Le Cœur à rire et à pleurer de Maryse Condé

« Ce que l’intelligence nous rend sous le nom du passé n’est pas lui. » Marcel Proust

Maryse Condé est née en 1937 à Pointe-à-Pitre en Guadeloupe. Elle a étudié au lycée Fénelon à Paris puis l’anglais à la Sorbonne. Elle vit désormais à Boston et est Professeur Emerita à l’université de Columbia.

Le coeur à rire et à pleurer de Maryse Condé

Le sous-titre du livre, « contes vrais de mon enfance », questionne la nature du récit autobiographique en le plaçant entre réalisme, divertissement et didactisme. Un récit autobiographique peut-il s’apparenter à une série contes ? Les souvenirs de l’auteur sont bien fragmentés en courts épisodes auxquels on a donné des titres comme à des contes mais le sérieux qui innerve le livre n’en fait pas pour autant des contes pour enfants. L’épigraphe choisie de Proust indique suggère aussi que le livre est composé de souvenirs colportés tout au long d’une vie et que le fait même de les penser et de les écrire en modifie la nature et la portée.

La langue du souvenir est fraiche et limpide dès les premières lignes. Il n’y a pas de brume romantique pour embellir le passé qui vaille. Maryse Condé allie un style direct, sans fioritures avec la subtilité. C’est une vraie conteuse qui pèse ses mots, connaît son histoire, ses histoires et se fait une joie de les délivrer.

Son problème, à la petite Maryse, c’est sa franchise. Elle dit tout haut que son amie Yvelise n’est ni belle ni intelligente et le jour de l’anniversaire de sa mère, elle fait pleurer celle-ci devant la famille, en lisant un portrait sans fard à son effigie. Elle n’hésite pas non plus à demander à son entourage pourquoi on bat les nègres. Pourquoi personne ne lui répond donc ? Le silence de son entourage lui apprendra à découvrir ces choses-là par elle-même, par sa propre expérience, en ayant le courage de regarder les blessures de la colonisation antillaise de ses yeux d’enfants.

A travers de multiples épisodes, on voit la petite Maryse à la personnalité bien trempée grandir, se cogner aux joies et aux souffrances de la vie.
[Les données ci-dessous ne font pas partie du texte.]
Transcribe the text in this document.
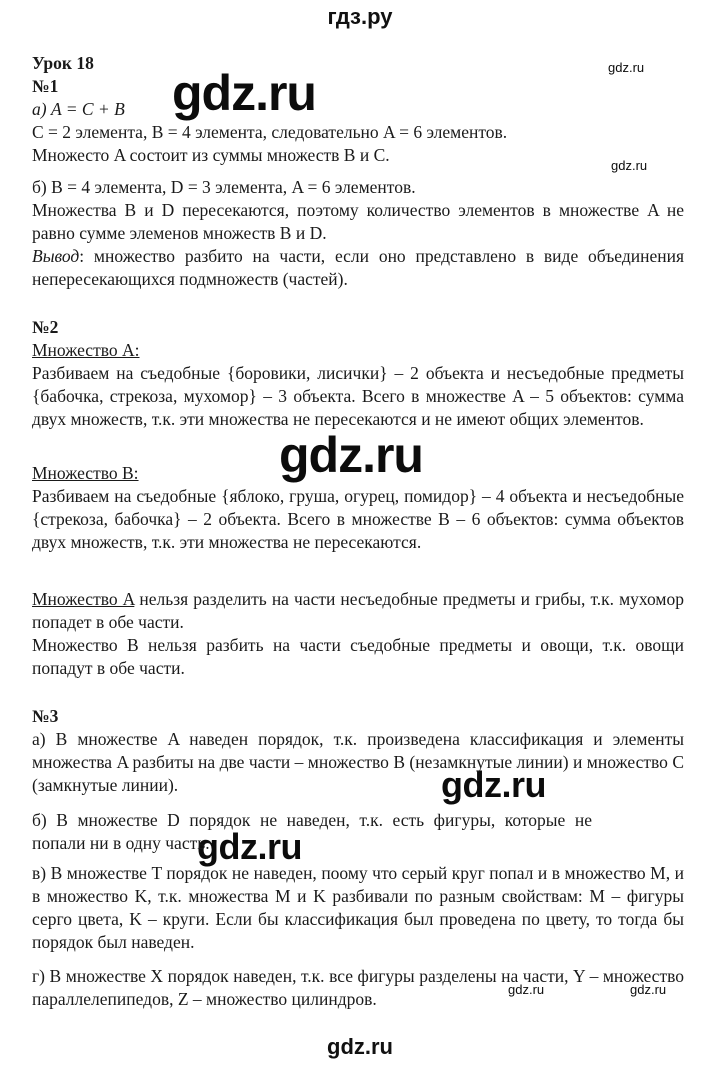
гдз.ру
gdz.ru	gdz.ru
gdz.ru
gdz.ru
gdz.ru
gdz.ru
gdz.ru	gdz.ru

Урок 18

№1

а) A = C + B

C = 2 элемента, B = 4 элемента, следовательно A = 6 элементов.

Множесто A состоит из суммы множеств B и C.

б) B = 4 элемента, D = 3 элемента, A = 6 элементов.

Множества B и D пересекаются, поэтому количество элементов в множестве A не равно сумме элеменов множеств B и D.

Вывод: множество разбито на части, если оно представлено в виде объединения непересекающихся подмножеств (частей).

№2

Множество A:

Разбиваем на съедобные {боровики, лисички} – 2 объекта и несъедобные предметы {бабочка, стрекоза, мухомор} – 3 объекта. Всего в множестве A – 5 объектов: сумма двух множеств, т.к. эти множества не пересекаются и не имеют общих элементов.

Множество B:

Разбиваем на съедобные {яблоко, груша, огурец, помидор} – 4 объекта и несъедобные {стрекоза, бабочка} – 2 объекта. Всего в множестве B – 6 объектов: сумма объектов двух множеств, т.к. эти множества не пересекаются.

Множество A нельзя разделить на части несъедобные предметы и грибы, т.к. мухомор попадет в обе части.

Множество B нельзя разбить на части съедобные предметы и овощи, т.к. овощи попадут в обе части.

№3

а) В множестве A наведен порядок, т.к. произведена классификация и элементы множества A разбиты на две части – множество B (незамкнутые линии) и множество C (замкнутые линии).

б) В множестве D порядок не наведен, т.к. есть фигуры, которые не попали ни в одну часть.

в) В множестве T порядок не наведен, поому что серый круг попал и в множество M, и в множество K, т.к. множества M и K разбивали по разным свойствам: M – фигуры серго цвета, K – круги. Если бы классификация был проведена по цвету, то тогда бы порядок был наведен.

г) В множестве X порядок наведен, т.к. все фигуры разделены на части, Y – множество параллелепипедов, Z – множество цилиндров.

gdz.ru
Elevée dans un milieu relativement aisé, Maryse Condé a des parents qui sont le produit d’une génération « assimilationniste » éduquée, se sentent plus français que les Français et vénèrent la métropole d’une façon que la petite fille a du mal à saisir et contre laquelle son grand-frère communiste croisera le fer, au prix de sa courte vie. Le livre raconte aussi les fausses promesses de la France faites à ses anciennes colonies devenues en 1946 des « départements d’outre-mer ».

A lire, pour comprendre un morceau d’histoire guadeloupéenne et française des années 1940-1950 et découvrir l’enfance d’un écrivain engagé.